Prateek Joshi (47:47.585)
What's the one thing about data infrastructure that most people don't get?
Nick Schrock (47:54.422)
I think that most people don't get. Everyone is very tempted or so interested in all these scale problems and data scale. But I think most people get about data infrastructure that now the big challenges are massive complexity scale and managing all these different stakeholders. Again, it's kind of like application level.

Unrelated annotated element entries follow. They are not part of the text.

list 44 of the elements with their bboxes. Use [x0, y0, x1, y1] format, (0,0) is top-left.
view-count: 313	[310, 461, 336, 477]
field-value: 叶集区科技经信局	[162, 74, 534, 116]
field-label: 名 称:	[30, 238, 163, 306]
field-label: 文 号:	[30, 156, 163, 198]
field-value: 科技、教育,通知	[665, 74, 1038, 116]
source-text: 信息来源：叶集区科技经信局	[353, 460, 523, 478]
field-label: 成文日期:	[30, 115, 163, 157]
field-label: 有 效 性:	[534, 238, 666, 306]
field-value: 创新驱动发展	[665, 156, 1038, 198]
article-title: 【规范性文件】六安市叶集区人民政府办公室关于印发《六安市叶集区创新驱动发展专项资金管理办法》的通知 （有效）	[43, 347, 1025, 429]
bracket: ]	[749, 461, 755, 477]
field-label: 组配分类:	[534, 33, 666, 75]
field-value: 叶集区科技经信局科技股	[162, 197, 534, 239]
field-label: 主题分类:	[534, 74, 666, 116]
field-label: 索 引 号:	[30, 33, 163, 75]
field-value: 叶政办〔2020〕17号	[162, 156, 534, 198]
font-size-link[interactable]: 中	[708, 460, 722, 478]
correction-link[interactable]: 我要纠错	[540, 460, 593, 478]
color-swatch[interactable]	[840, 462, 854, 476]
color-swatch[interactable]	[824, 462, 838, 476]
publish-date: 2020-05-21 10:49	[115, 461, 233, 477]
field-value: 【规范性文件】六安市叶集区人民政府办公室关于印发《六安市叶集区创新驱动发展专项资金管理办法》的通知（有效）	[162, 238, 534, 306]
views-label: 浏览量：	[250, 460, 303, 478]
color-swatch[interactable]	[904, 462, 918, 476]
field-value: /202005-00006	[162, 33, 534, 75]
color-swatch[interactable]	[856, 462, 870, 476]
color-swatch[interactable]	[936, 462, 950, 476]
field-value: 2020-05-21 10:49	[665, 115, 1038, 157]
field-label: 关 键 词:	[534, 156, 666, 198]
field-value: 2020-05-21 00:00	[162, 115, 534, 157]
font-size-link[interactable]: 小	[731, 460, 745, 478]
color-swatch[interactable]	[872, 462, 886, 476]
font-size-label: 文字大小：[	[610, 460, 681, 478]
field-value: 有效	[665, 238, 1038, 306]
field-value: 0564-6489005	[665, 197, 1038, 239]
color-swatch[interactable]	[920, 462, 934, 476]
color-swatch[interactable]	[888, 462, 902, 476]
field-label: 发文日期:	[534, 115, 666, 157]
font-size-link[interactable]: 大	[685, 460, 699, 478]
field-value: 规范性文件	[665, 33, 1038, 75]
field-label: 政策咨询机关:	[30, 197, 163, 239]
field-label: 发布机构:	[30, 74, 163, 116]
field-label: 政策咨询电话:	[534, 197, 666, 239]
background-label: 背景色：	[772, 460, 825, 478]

In some ways, a lot of the info problems, not all of them, think there's a lot of startups pushback are like more solved than these like higher level concerns. Um, so I think, I think the most evaluated deliver is, or a lot of it is in the application layer.
Prateek Joshi (48:37.687)
What separates great AI products from the merely good ones?
Nick Schrock (48:42.478)
For me, transparency and control. So a very simple example is I really like Diamond, which is Graphite, which is a code review tool. They have a kind of a code review bot and it's very transparent and very scoped of what it claims to do. And I think that's a great way to get broader adoption and also get, cause like whenever AI,
product feels like a hallucinating demon, you like lose all trust in it and you just want it to go away. So I think these like the great ones have trust and control so that you can like be empowered rather than terrified.
Prateek Joshi (49:25.802)
It's amazing. The CEO of Graphite, Merrill, he was on the podcast a couple of months ago. So he would be happy to hear that Graphite is being used as an example here. All right, next question. What have you changed your mind on recently?
Nick Schrock (49:33.206)
Yeah, yeah.
Nick Schrock (49:42.926)
I guess, sticking to the AI theme, I was very skeptical about the ability of AI tools to contribute to production code bases. I have flipped now, think that properly conceived of, and I think there's a lot of undiscovered country here, that they will be instrumental in even large systems going beyond vibe coding.
Prateek Joshi (50:07.075)
What's your number one advice to founders who are starting out today?
Nick Schrock (50:13.208)
Be in person until product market fit.
Prateek Joshi (50:16.739)
That's amazing. That's brilliant. And I couldn't agree more. You got to like just be there and yeah, that's great. That's great. Amazing. Nick, this has been a brilliant discussion. I love the depth of the answers on both the technology side, but also just the founder company building side. So thank you again for coming on to the show.
Nick Schrock (50:35.564)
Yeah, no, I had a great time. Thanks so much.